Dans un entretien donné au Journal du dimanche, Marion Maréchal-Le Pen a déporté le conflit l’opposant à Florian Philippot sur la question de l’IVG à un débat sur la gouvernance du parti. Les charges sont violentes. La présidente du FNMarine Le Pen tente de calmer le jeu. Tout est parti de l’IVG. Marion Maréchal-Le Pen a remis lundi en cause son remboursement « intégral et illimité ». Après un recadrage immédiat de Marine Le Pen, Florian Philippot, son bras droit, a qualifié sur BFM TV la députée du Vaucluse de « seule et isolée » sur cette question, déclenchant en retour un mouvement de soutien de certains cadres locaux envers la benjamine de la famille Le Pen. « Les choses n’en resteront pas là », promettait un soutien de la députée. Chose faite dimanche, avec un entretien dans le JDD au ton courroucé.
Les propos de Florian Philippot ? « Une agression ». La ligne du FN ne se définit pas « tout seul sur BFM TV », attaque la petite-fille de Jean-Marie Le Pen, qui retourne l’accusation de M. Philippot en disant qu’il a été lui-même « minoritaire » sur des positions récentes.
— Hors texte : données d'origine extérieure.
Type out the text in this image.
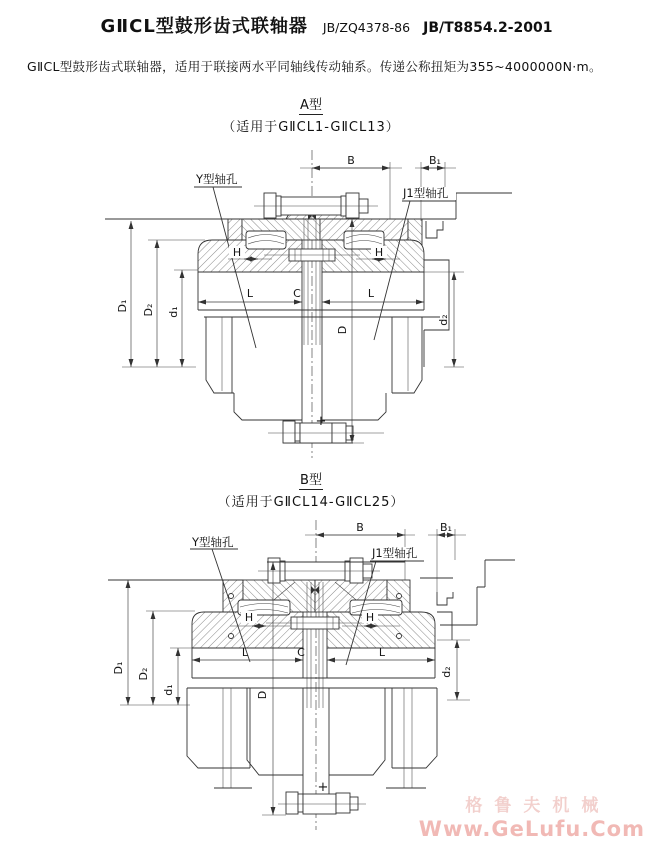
GⅡCL型鼓形齿式联轴器 JB/ZQ4378-86 JB/T8854.2-2001
GⅡCL型鼓形齿式联轴器，适用于联接两水平同轴线传动轴系。传递公称扭矩为355~4000000N·m。
A型
（适用于GⅡCL1-GⅡCL13）
B	B₁
Y型轴孔
J1型轴孔
H	H
L	C	L
D₁ D₂ d₁
D
d₂
+
B型
（适用于GⅡCL14-GⅡCL25）
B	B₁
Y型轴孔
J1型轴孔
H	H
L	C	L
D₁ D₂
d₁	D
d₂
+
格鲁夫机械
Www.GeLufu.Com
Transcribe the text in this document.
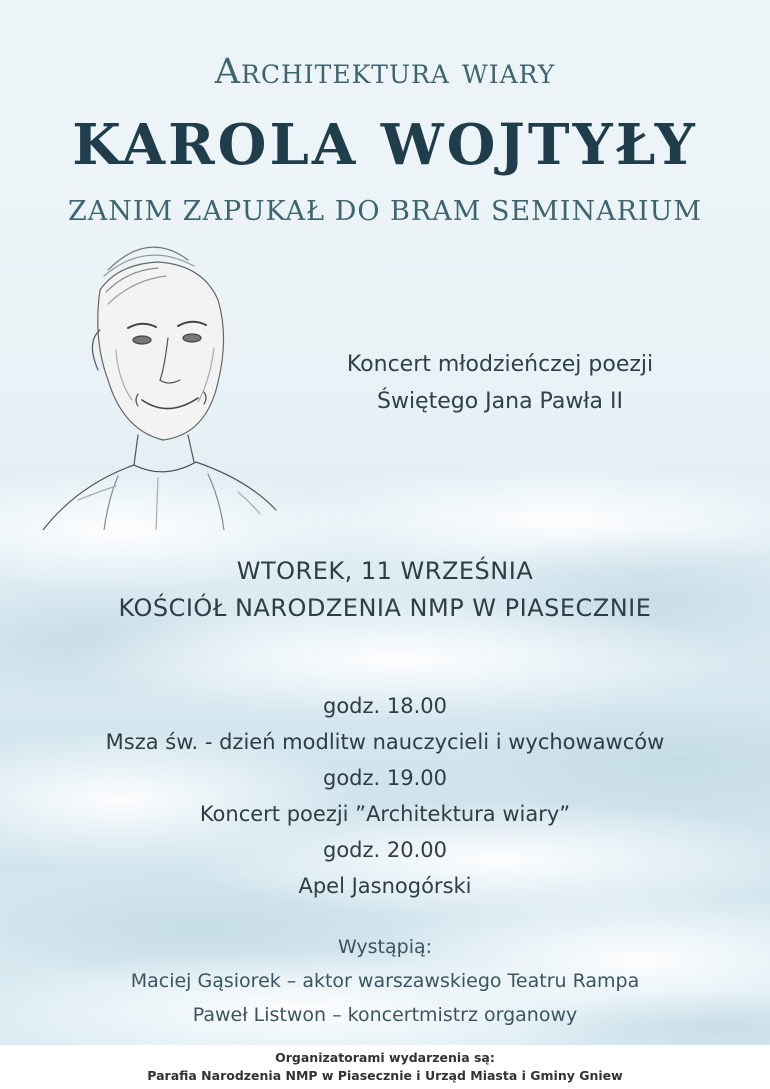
Architektura wiary
KAROLA WOJTYŁY
ZANIM ZAPUKAŁ DO BRAM SEMINARIUM
Koncert młodzieńczej poezji
Świętego Jana Pawła II
WTOREK, 11 WRZEŚNIA
KOŚCIÓŁ NARODZENIA NMP W PIASECZNIE
godz. 18.00
Msza św. - dzień modlitw nauczycieli i wychowawców
godz. 19.00
Koncert poezji ”Architektura wiary”
godz. 20.00
Apel Jasnogórski
Wystąpią:
Maciej Gąsiorek – aktor warszawskiego Teatru Rampa
Paweł Listwon – koncertmistrz organowy
Organizatorami wydarzenia są:
Parafia Narodzenia NMP w Piasecznie i Urząd Miasta i Gminy Gniew
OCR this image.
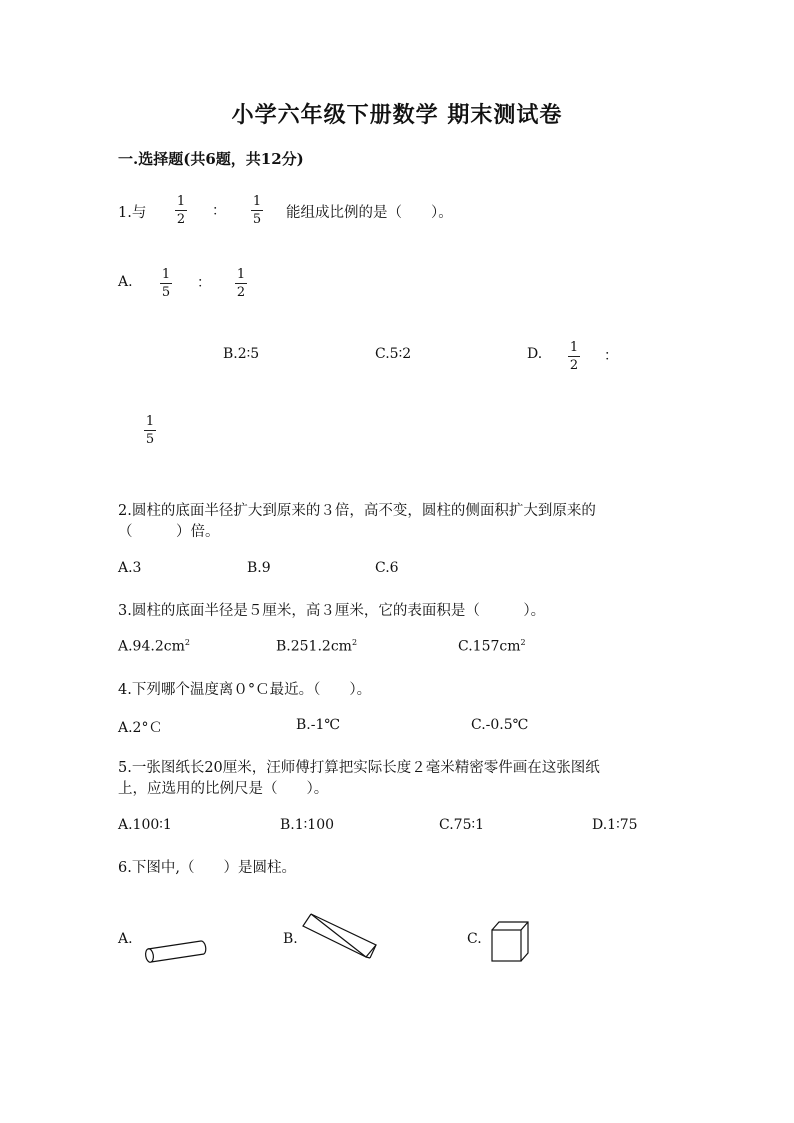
小学六年级下册数学 期末测试卷
一.选择题(共6题，共12分)
1.与
1
2
：
1
5 能组成比例的是（　　）。
A. 1
5
：
1
2
B.2∶5	C.5∶2	D. 1
2
：
1
5
2.圆柱的底面半径扩大到原来的３倍，高不变，圆柱的侧面积扩大到原来的
（　　　）倍。
A.3	B.9	C.6
3.圆柱的底面半径是５厘米，高３厘米，它的表面积是（　　　）。
$A.94.2cm^2$	$B.251.2cm^2$	$C.157cm^2$
4.下列哪个温度离０°Ｃ最近。（　　）。
A.2°Ｃ	B.-1℃	C.-0.5℃
5.一张图纸长20厘米，汪师傅打算把实际长度２毫米精密零件画在这张图纸
上，应选用的比例尺是（　　）。
A.100∶1	B.1∶100	C.75∶1	D.1∶75
6.下图中,（　　）是圆柱。
A.	B.	C.
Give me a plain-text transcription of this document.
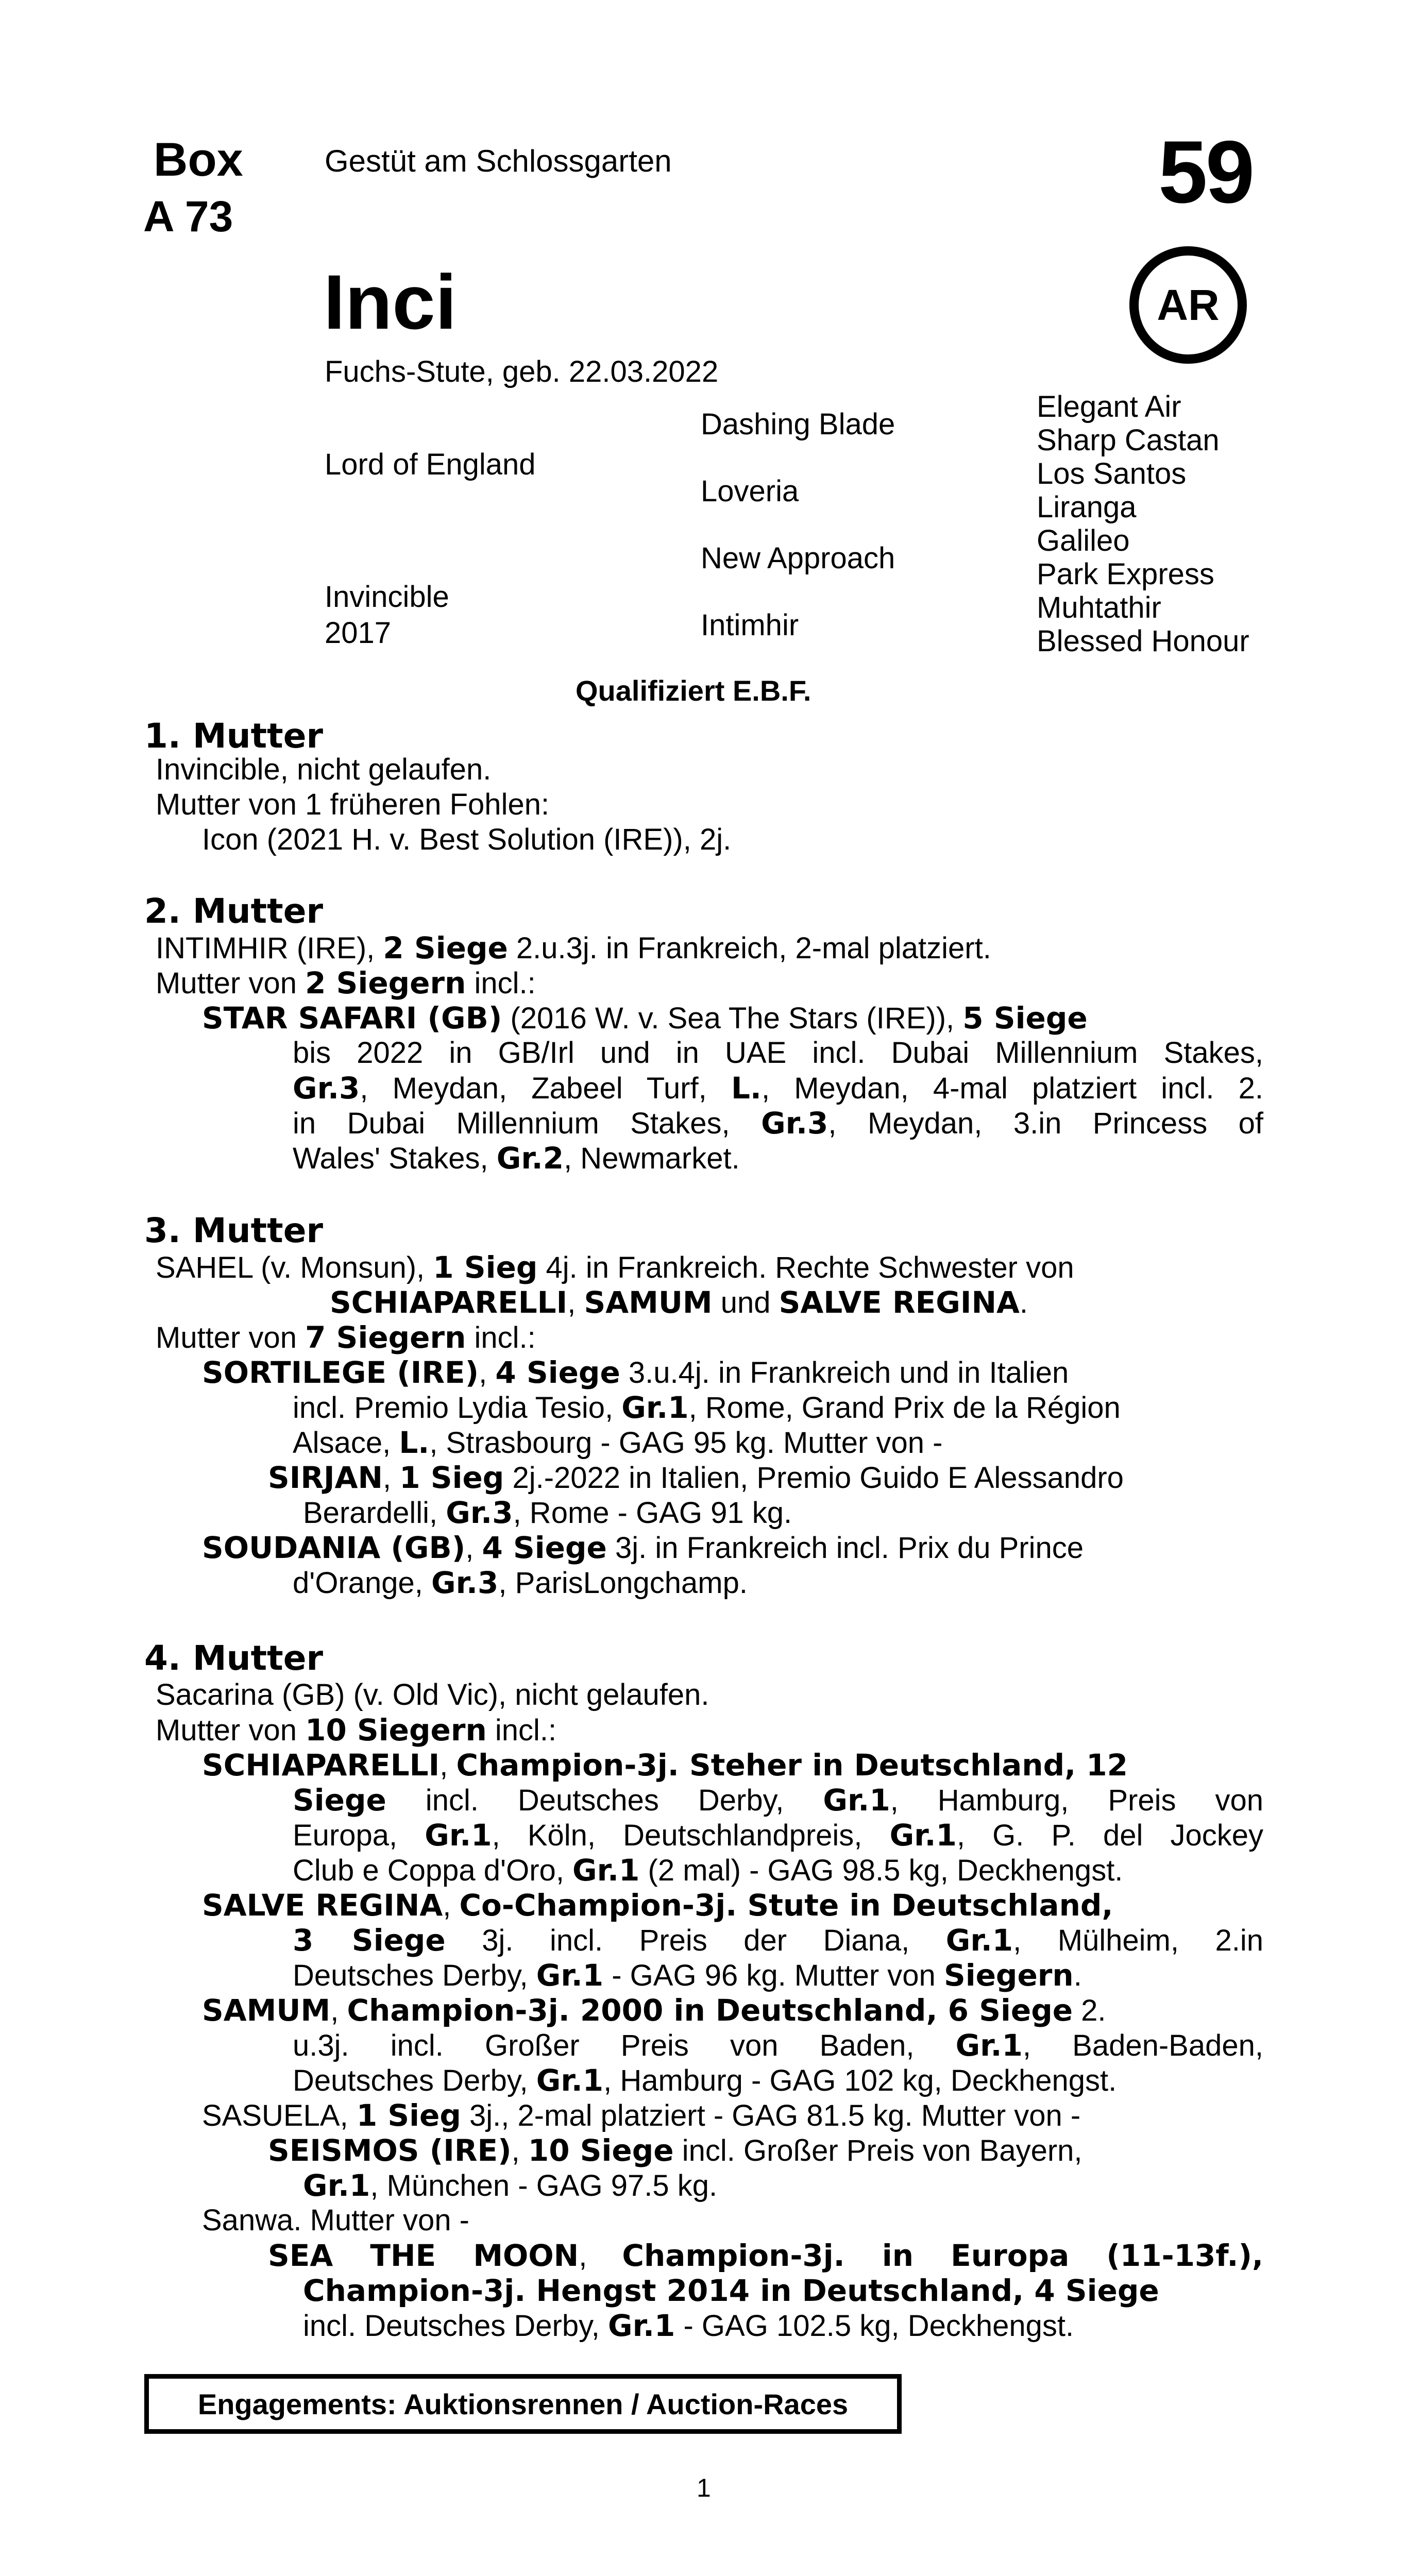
Box
A 73
Gestüt am Schlossgarten	59
AR
Inci
Fuchs-Stute, geb. 22.03.2022
Lord of England
Invincible
2017
Dashing Blade
Loveria
New Approach
Intimhir
Elegant Air
Sharp Castan
Los Santos
Liranga
Galileo
Park Express
Muhtathir
Blessed Honour
Qualifiziert E.B.F.
1. Mutter
Invincible, nicht gelaufen.
Mutter von 1 früheren Fohlen:
Icon (2021 H. v. Best Solution (IRE)), 2j.
2. Mutter
INTIMHIR (IRE), 2 Siege 2.u.3j. in Frankreich, 2-mal platziert.
Mutter von 2 Siegern incl.:
STAR SAFARI (GB) (2016 W. v. Sea The Stars (IRE)), 5 Siege
bis 2022 in GB/Irl und in UAE incl. Dubai Millennium Stakes,
Gr.3, Meydan, Zabeel Turf, L., Meydan, 4-mal platziert incl. 2.
in Dubai Millennium Stakes, Gr.3, Meydan, 3.in Princess of
Wales' Stakes, Gr.2, Newmarket.
3. Mutter
SAHEL (v. Monsun), 1 Sieg 4j. in Frankreich. Rechte Schwester von
SCHIAPARELLI, SAMUM und SALVE REGINA.
Mutter von 7 Siegern incl.:
SORTILEGE (IRE), 4 Siege 3.u.4j. in Frankreich und in Italien
incl. Premio Lydia Tesio, Gr.1, Rome, Grand Prix de la Région
Alsace, L., Strasbourg - GAG 95 kg. Mutter von -
SIRJAN, 1 Sieg 2j.-2022 in Italien, Premio Guido E Alessandro
Berardelli, Gr.3, Rome - GAG 91 kg.
SOUDANIA (GB), 4 Siege 3j. in Frankreich incl. Prix du Prince
d'Orange, Gr.3, ParisLongchamp.
4. Mutter
Sacarina (GB) (v. Old Vic), nicht gelaufen.
Mutter von 10 Siegern incl.:
SCHIAPARELLI, Champion-3j. Steher in Deutschland, 12
Siege incl. Deutsches Derby, Gr.1, Hamburg, Preis von
Europa, Gr.1, Köln, Deutschlandpreis, Gr.1, G. P. del Jockey
Club e Coppa d'Oro, Gr.1 (2 mal) - GAG 98.5 kg, Deckhengst.
SALVE REGINA, Co-Champion-3j. Stute in Deutschland,
3 Siege 3j. incl. Preis der Diana, Gr.1, Mülheim, 2.in
Deutsches Derby, Gr.1 - GAG 96 kg. Mutter von Siegern.
SAMUM, Champion-3j. 2000 in Deutschland, 6 Siege 2.
u.3j. incl. Großer Preis von Baden, Gr.1, Baden-Baden,
Deutsches Derby, Gr.1, Hamburg - GAG 102 kg, Deckhengst.
SASUELA, 1 Sieg 3j., 2-mal platziert - GAG 81.5 kg. Mutter von -
SEISMOS (IRE), 10 Siege incl. Großer Preis von Bayern,
Gr.1, München - GAG 97.5 kg.
Sanwa. Mutter von -
SEA THE MOON, Champion-3j. in Europa (11-13f.),
Champion-3j. Hengst 2014 in Deutschland, 4 Siege
incl. Deutsches Derby, Gr.1 - GAG 102.5 kg, Deckhengst.
Engagements: Auktionsrennen / Auction-Races
1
Mais « Marion », comme tous l’appellent en interne, n’épargne pas non plus « Marine », et pour la première fois s’en prend à sa manière de diriger le FN : « Il n’y a pas eu de débat en interne » sur l’IVG. « Je découvre sa position », a assuré la députée, différente de celle de 2012 « défendue avec beaucoup de courage et de talent ».
Le débat sur l’avortement tranché ?
À l’époque, Marine Le Pen s’en prenait aux « avortements de confort » et prônait le déremboursement de l’avortement « en cas de besoins budgétaires ». En 2011, elle disait même sans ambiguïté qu’il fallait « cesser de rembourser l’avortement ». Dimanche, la candidate à la présidentielle a expliqué cela par des « concessions » accordées à l’époque aux partisans de son rival pour la présidence du FN en 2011, Bruno Gollnisch.
Alors que la nièce s’inquiète d’une « banalisation » de l’avortement, Marine Le Pen a appelé à éviter les « chicayas » sur ce sujet « lunaire », y compris pour les « patriotes », au moment où la France affronte une situation « grave ». « Lunaire », un mot qui fait écho à celui de Florian Philippot en avril, qui s’était fait reprocher d’avoir dit que l’abrogation du mariage gay, réclamée ouvertement par Mme Maréchal-Le Pen, intéressait aussi peu que « la culture du bonsaï ».
Élue présidente du FN en 2011, réélue à 100 % en 2014, Marine Le Pen juge le débat définitivement « tranché. Je n’ai pas de concession à faire, enfin, plus », a-t-elle tenté de clore, appelant aussi, dans une phrase semblant viser M. Philippot, à « avoir des propos bienveillants les uns à l’égard des autres ».
« Elle se met à découvert »
Mais il n’est pas sûr qu’elle éteigne ainsi l’incendie, au moment où sa nièce, tout en assurant de sa « loyauté », exprime pour la première fois aussi franchement ses désaccords et promet de « s’exprimer » prochainement. L’entourage de la députée décryptait récemment : « Marion ne se dit pas qu’elle va être présidente à 32 ans », c’est-à-dire en 2022. Mais elle s’agace du fonctionnement interne, car « chaque intervention télé de Philippot, c’est une nouvelle position » du FN qui ne serait pas débattue.
Pour un responsable local FN, « le cautionnement absolu que donne Marine Le Pen à Philippot commence à lui rejaillir dessus, elle se met à découvert ». Le chef d’orchestre de la stratégie électorale, qui cristallise l’hostilité de certains cadres frontistes, « n’a pas d’équivalent en termes d’impunité », abonde un conseiller régional, pour qui il y a « un ras-le-bol général » à son égard.
Pour un « mariniste », au contraire, la députée est en tort, même si « la phrase de Florian est peut-être maladroite… ». Marine Le Pen s’était elle-même inquiétée au printemps devant des proches que sa nièce « s’enferme dans une image de catholique conservatrice. » Mais pour un autre « mariniste », la personnalité de Marine Le Pen pose aussi problème à l’approche de la présidentielle : « Sa spécialité ? C’est de ne pas trancher. Elle n’est pas autoritaire. » Elle a pourtant, en août 2015, fait exclure un autre Le Pen : son père.